3 - 名前が出りゅ!出りゅよ! 2016/11/15(火) 19:36:46 ID:Z8fISKAk
「僕もそういう気持ちだった。きみが僕に愛想を尽かして、二度と会いに来てくれないんじゃないかと、そればっかり考えてた」
責めるような目つきじゃない。まるで捨てられた犬みたいに、さみしそうだった。
「……悪かったよ」
「ううん。嫌味ったらしいね、僕」
「いいよ……て言うかお前、外、平気だったのか」
「うん。きみが来てくれるって知ってたから大丈夫だった」
こいつ。着信を無視してたのか。馬鹿にしやがって。
彼の手を掴み「やりたい」と言うと「疲れてるから……」と彼は顔を背けた。すぐに引き下がった俺を見て彼は「冗談だよ」と苦笑して手を握り返された。
「そんな泣きそうな顔するなよ」
「してねえよ」
深夜、また明日、と言って別れた。俺はその言葉を守った。俺と彼は、毎日一緒にいるようになった。セックスする日も勿論あったし、しない日は抱き合って眠った。彼の笑顔が心なしか増えていく。俺自身も、彼がいつか離れていく恐怖から、徐々に解放されていくのを感じていた。彼の笑顔は俺に自信をくれた。けして無力なんかではないのだと。そしてそれは彼も同じだ。何もしなくたっていい。ただ存在して、呼吸をするだけで、十分すぎるほどの価値がある。生きていてくれればいい。欲を言うなら、そばにいてくれればいい。ずっと一緒にいられたらいい。
雪の日だった。晩飯の後、俺はテーブルにファイルを出した。
「今日、不動産屋回ったんだ。セキュリティのしっかりしてるマンションを探してきた。俺、なんもできないけど、一緒にいてやることはできると思う。一緒に暮らさないか」
目を丸くした彼を見て俺は心臓を吐いてしまいそうになった。これはプロポーズと同じだ。永遠に思えた沈黙の後、彼は囁くような声で、「今朝、雪が降ったろ」と言った。
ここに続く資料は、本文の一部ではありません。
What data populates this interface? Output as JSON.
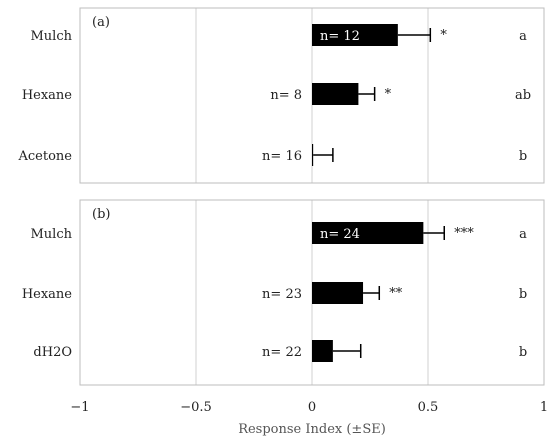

「あの雪のこと、きれいだと思った。ただ雨が凍っただけのものをきれいだと思えるようになった。毎晩ちゃんと眠って、ちゃんと食事を取って、普通のことなのにすごく怖い。たぶん、僕は今すごく幸せなんだよ。きみと一緒にいるうちに罪悪感から解放されて、僕はきっと幸せになる。からさんはもういないのに、僕だけ……それはすごく怖いことだよ」
俺はたまに、彼が何を考えて何を思っているのかわからなくなる。でも、あのひとが死んだことに少しの責任もないことだけは、分かる。悼むのはもう充分だ。
「お前のせいじゃないよ」
「なんで、そう思うの」
「お前は悪くないから」
すると俯いて何も言わなくなってしまったので、俺はあわてて話を変えた。
「そういや、墓参りってもう行ったか?」
「まだだよ」
「落ち着いたら行こう、二人で」
彼は頷いた。
「僕さ、きみがいてくれて嬉しいんだ、ほんとに、本当に……」
初めて彼と朝までずっと一緒にいた。彼は朝までたっぷり眠って、一度も叫んだりなんて、しなかった。